Taxanes are effective agents for the treatment of breast cancer. The National Surgical Adjuvant Breast and Bowel Project (NSABP) B28 trial demonstrated a disease-free survival (DFS) benefit for the addition of paclitaxel to anthracycline-based chemotherapy. Currently, no reliable biomarkers exist to predict benefit from taxane-based therapy. Akt has essential roles in cellular processes such as cell growth, proliferation and survival; thus, the NCI and NSABP trial investigators, lead by Sherry Yang, conducted a study to test whether phosphorylated Akt (p-Akt) could predict a benefit from the sequential addition of paclitaxel to doxorubicin and cyclophosphamide (AC) chemotherapy in women with node-positive breast cancer. “p-Akt at Ser473 is a potential predictive marker for paclitaxel benefit. This is the first large-cohort clinical study that has demonstrated the potential clinical utility of p-Akt-Ser473,” explains Yang.

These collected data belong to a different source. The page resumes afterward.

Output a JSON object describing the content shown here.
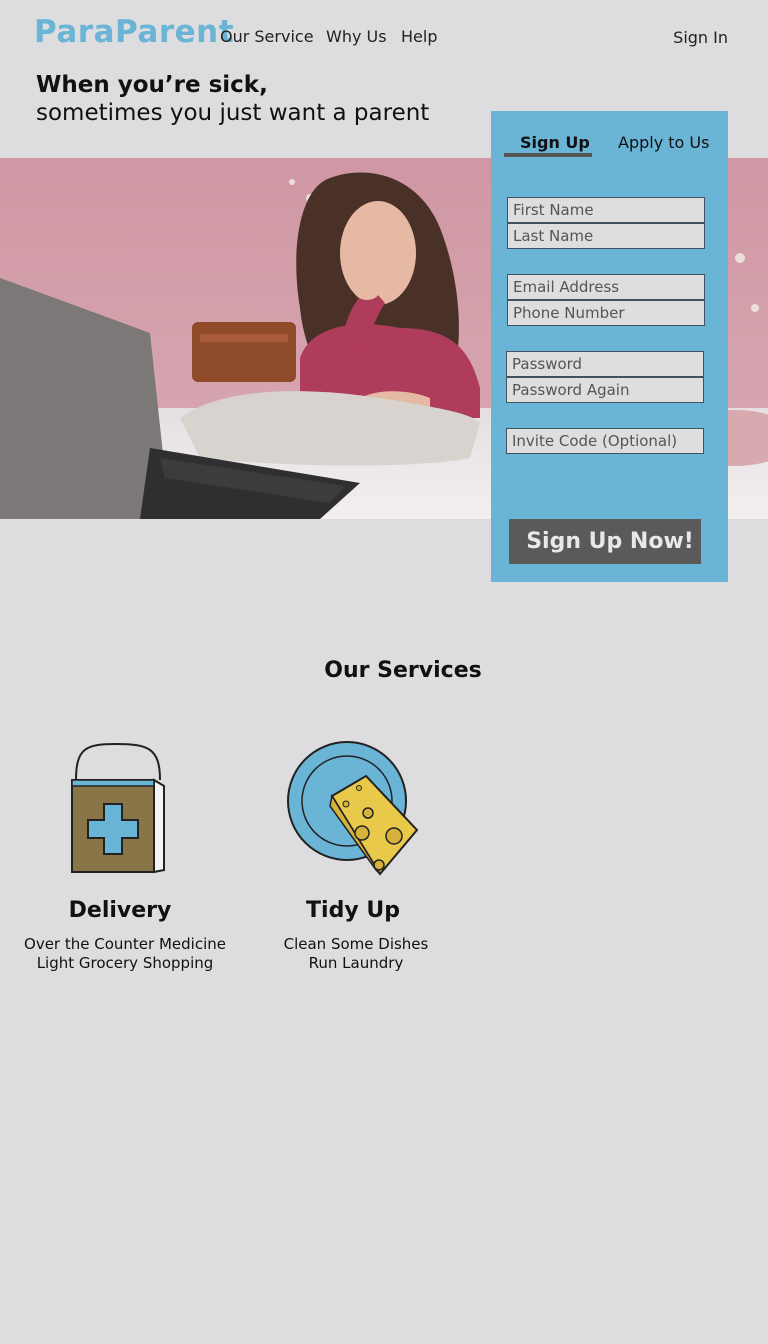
{
  "header": {
    "logo": "ParaParent",
    "nav": [
      "Our Service",
      "Why Us",
      "Help"
    ],
    "sign_in": "Sign In"
  },
  "hero": {
    "headline_line1": "When you’re sick,",
    "headline_line2": "sometimes you just want a parent"
  },
  "signup": {
    "tabs": [
      "Sign Up",
      "Apply to Us"
    ],
    "active_tab": "Sign Up",
    "fields": {
      "first_name": "First Name",
      "last_name": "Last Name",
      "email": "Email Address",
      "phone": "Phone Number",
      "password": "Password",
      "password_again": "Password Again",
      "invite_code": "Invite Code (Optional)"
    },
    "submit_label": "Sign Up Now!"
  },
  "services": {
    "title": "Our Services",
    "items": [
      {
        "title": "Delivery",
        "icon": "medicine-bag-icon",
        "lines": [
          "Over the Counter Medicine",
          "Light Grocery Shopping"
        ]
      },
      {
        "title": "Tidy Up",
        "icon": "plate-sponge-icon",
        "lines": [
          "Clean Some Dishes",
          "Run Laundry"
        ]
      }
    ]
  },
  "colors": {
    "accent": "#6ab4d6",
    "background": "#dddcdf",
    "button": "#5a5a5a"
  }
}
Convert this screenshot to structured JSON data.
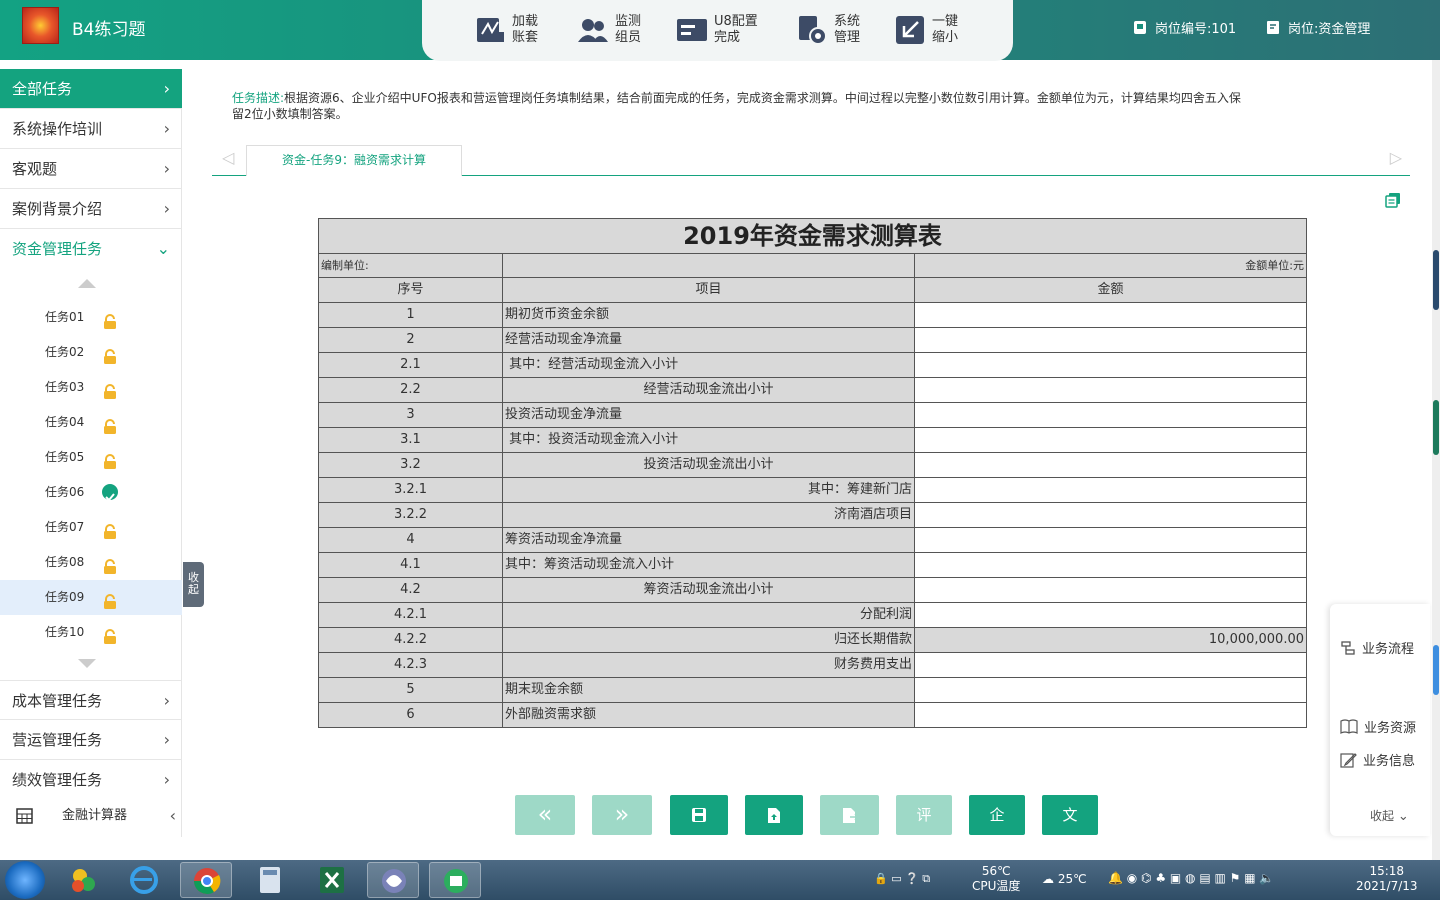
{
  "app": {
    "title": "B4练习题"
  },
  "toolbar": [
    {
      "label": "加载\n账套",
      "icon": "load-account-icon"
    },
    {
      "label": "监测\n组员",
      "icon": "monitor-members-icon"
    },
    {
      "label": "U8配置\n完成",
      "icon": "u8-config-icon"
    },
    {
      "label": "系统\n管理",
      "icon": "system-manage-icon"
    },
    {
      "label": "一键\n缩小",
      "icon": "minimize-icon"
    }
  ],
  "header": {
    "position_no": "岗位编号:101",
    "position_name": "岗位:资金管理"
  },
  "sidebar": {
    "menu": [
      {
        "label": "全部任务"
      },
      {
        "label": "系统操作培训"
      },
      {
        "label": "客观题"
      },
      {
        "label": "案例背景介绍"
      },
      {
        "label": "资金管理任务"
      }
    ],
    "tasks": [
      {
        "label": "任务01",
        "status": "locked"
      },
      {
        "label": "任务02",
        "status": "locked"
      },
      {
        "label": "任务03",
        "status": "locked"
      },
      {
        "label": "任务04",
        "status": "locked"
      },
      {
        "label": "任务05",
        "status": "locked"
      },
      {
        "label": "任务06",
        "status": "done"
      },
      {
        "label": "任务07",
        "status": "locked"
      },
      {
        "label": "任务08",
        "status": "locked"
      },
      {
        "label": "任务09",
        "status": "locked"
      },
      {
        "label": "任务10",
        "status": "locked"
      }
    ],
    "menu_bottom": [
      {
        "label": "成本管理任务"
      },
      {
        "label": "营运管理任务"
      },
      {
        "label": "绩效管理任务"
      }
    ],
    "calculator": "金融计算器",
    "collapse": "收起"
  },
  "task": {
    "desc_label": "任务描述:",
    "desc_text": "根据资源6、企业介绍中UFO报表和营运管理岗任务填制结果，结合前面完成的任务，完成资金需求测算。中间过程以完整小数位数引用计算。金额单位为元，计算结果均四舍五入保留2位小数填制答案。",
    "tab": "资金-任务9：融资需求计算"
  },
  "sheet": {
    "title": "2019年资金需求测算表",
    "unit_left": "编制单位:",
    "unit_right": "金额单位:元",
    "headers": [
      "序号",
      "项目",
      "金额"
    ],
    "rows": [
      {
        "no": "1",
        "item": "期初货币资金余额",
        "amount": ""
      },
      {
        "no": "2",
        "item": "经营活动现金净流量",
        "amount": ""
      },
      {
        "no": "2.1",
        "item": " 其中：经营活动现金流入小计",
        "amount": ""
      },
      {
        "no": "2.2",
        "item": "经营活动现金流出小计",
        "amount": ""
      },
      {
        "no": "3",
        "item": "投资活动现金净流量",
        "amount": ""
      },
      {
        "no": "3.1",
        "item": " 其中：投资活动现金流入小计",
        "amount": ""
      },
      {
        "no": "3.2",
        "item": "投资活动现金流出小计",
        "amount": ""
      },
      {
        "no": "3.2.1",
        "item": "其中：筹建新门店",
        "amount": ""
      },
      {
        "no": "3.2.2",
        "item": "济南酒店项目",
        "amount": ""
      },
      {
        "no": "4",
        "item": "筹资活动现金净流量",
        "amount": ""
      },
      {
        "no": "4.1",
        "item": "其中：筹资活动现金流入小计",
        "amount": ""
      },
      {
        "no": "4.2",
        "item": "筹资活动现金流出小计",
        "amount": ""
      },
      {
        "no": "4.2.1",
        "item": "分配利润",
        "amount": ""
      },
      {
        "no": "4.2.2",
        "item": "归还长期借款",
        "amount": "10,000,000.00"
      },
      {
        "no": "4.2.3",
        "item": "财务费用支出",
        "amount": ""
      },
      {
        "no": "5",
        "item": "期末现金余额",
        "amount": ""
      },
      {
        "no": "6",
        "item": "外部融资需求额",
        "amount": ""
      }
    ]
  },
  "buttons": {
    "prev": "«",
    "next": "»",
    "eval": "评",
    "ent": "企",
    "text": "文"
  },
  "rightpanel": {
    "flow": "业务流程",
    "resource": "业务资源",
    "info": "业务信息",
    "collapse": "收起"
  },
  "taskbar": {
    "temp": "56℃",
    "cpu": "CPU温度",
    "weather": "25℃",
    "time": "15:18",
    "date": "2021/7/13"
  }
}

Primary breast tumors from 1,581 patients who were randomly assigned to four cycles of AC or the same regimen followed by four cycles of paciltaxel were assessed. The DFS and overall survival rates were not significantly different among patients with p-Akt-negative tumors. However, in 606 patients with positive p-Akt tumors, the DFS was significantly increased in those receiving paciltaxel (hazard ratio 0.74, P = 0.02). Further analysis revealed that the association between p-Akt-positive tumors and benefit from paclitaxel was evident after stratifying for estrogen receptor and HER2 status.

In summary, p-Akt can predict DFS benefit from the addition of paclitaxel to AC chemotherapy. “Most importantly, once our results are validated, the determination of p-Akt status prior to chemotherapy would allow patients with p-Akt-positive tumors to elect taxane-based chemotherapy, and patients with p-Akt-negative tumors to be spared from such therapy,” Yang comments.